A Pineapple Express storm is so named because this type of system grabs a fistful of tropical moisture from near Hawaii and arranges it into a fairly narrow atmospheric river that makes a beeline to the California coast.

Normally, this type of storm is a bad thing. A Pineapple Express usually causes damaging winds, torrential, destructive flooding rains and blizzards up in the Sierra Nevada.

This storm is doing all these things, but of course there's a major silver lining this year: The rain is indeed coming down too hard, too fast, and will create flooding.
Kids play on a shopping cart in flooded Healdsburg, CA.
Photo by Eric Risberg/AP  

But it's also putting a dent in the epic drought I've mentioned. They had a pretty good rainstorm last week, which moisten the ground and greened things up a little bit.

The storms over the past week or two in California haven't really translated into filling near-empty reservoirs. The last rains sort of just soaked into the ground and didn't run off much.

As Eric Holthaus in Slate points out, now that the ground is a little wetter, this storm is apt to cause some runoff, and fill the reservoirs a little bit.

It won't solve all of the drought woes in California. But it will help.

Another good thing about this storm: It's going to be a slightly colder one than the last one.

California depends on a deep snowpack in the Sierra Nevada mountains to gradually melt off in the spring, feeding drinking water supplies and agriculture in the valleys below.

But California has had near record warmth lately, continuing a trend that's gone on all year.

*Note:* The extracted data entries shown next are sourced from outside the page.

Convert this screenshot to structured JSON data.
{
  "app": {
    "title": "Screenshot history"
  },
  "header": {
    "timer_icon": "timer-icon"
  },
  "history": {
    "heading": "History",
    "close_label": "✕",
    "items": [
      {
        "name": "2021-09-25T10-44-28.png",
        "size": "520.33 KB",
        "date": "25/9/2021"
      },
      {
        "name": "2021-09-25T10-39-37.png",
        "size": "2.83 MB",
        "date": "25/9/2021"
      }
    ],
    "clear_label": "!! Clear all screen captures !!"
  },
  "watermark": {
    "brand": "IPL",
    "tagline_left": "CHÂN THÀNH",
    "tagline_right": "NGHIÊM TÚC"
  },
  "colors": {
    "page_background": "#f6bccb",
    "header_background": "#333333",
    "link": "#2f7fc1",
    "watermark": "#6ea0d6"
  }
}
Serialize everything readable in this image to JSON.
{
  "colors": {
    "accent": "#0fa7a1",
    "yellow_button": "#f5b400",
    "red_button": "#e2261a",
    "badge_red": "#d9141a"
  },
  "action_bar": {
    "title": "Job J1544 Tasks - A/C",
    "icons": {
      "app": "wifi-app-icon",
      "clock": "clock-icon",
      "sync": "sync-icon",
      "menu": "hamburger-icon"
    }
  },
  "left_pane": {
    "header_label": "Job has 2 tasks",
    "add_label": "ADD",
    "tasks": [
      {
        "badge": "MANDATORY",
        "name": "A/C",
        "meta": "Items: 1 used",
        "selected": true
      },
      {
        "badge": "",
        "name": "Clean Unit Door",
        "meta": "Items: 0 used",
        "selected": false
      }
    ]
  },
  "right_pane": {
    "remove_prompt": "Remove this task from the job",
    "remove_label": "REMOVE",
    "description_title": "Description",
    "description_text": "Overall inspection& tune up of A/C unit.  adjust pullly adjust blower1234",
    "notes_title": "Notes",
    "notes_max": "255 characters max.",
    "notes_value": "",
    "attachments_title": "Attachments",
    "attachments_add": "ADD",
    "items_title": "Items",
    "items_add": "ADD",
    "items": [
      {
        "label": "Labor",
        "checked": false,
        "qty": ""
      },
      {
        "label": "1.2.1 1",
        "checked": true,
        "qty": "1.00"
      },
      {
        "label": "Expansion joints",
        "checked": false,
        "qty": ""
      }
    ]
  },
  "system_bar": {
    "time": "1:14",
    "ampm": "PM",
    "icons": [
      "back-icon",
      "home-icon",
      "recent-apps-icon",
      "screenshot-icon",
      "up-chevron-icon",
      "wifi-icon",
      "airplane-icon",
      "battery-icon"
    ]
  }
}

The last storm was very warm, and it rained in most of the Sierra Nevada range. So they don't yet have a good start on building a snow pack.

This time, it is snowing big time in the Sierra. A blizzard warning is up for those mountains.

It's wild up there today. One high elevation weather station reported a gust of 147 mph. A few other high elevation spots reported gusts of between 80 and 110 mph.

One of the biggest concerns is the heavy rain falling on areas that endured forest fires amid the drought this year.

The fires left no vegetation left to soak up some of the heavy rain, and no roots to hold soil in place. So in the fire areas, there is a great fear of mudslides, debris flows and flash flooding. 

One more bright side to all this California storminess: The big waterfalls at Yosemite National Park are flowing again, after being dry for much of the summer and autumn.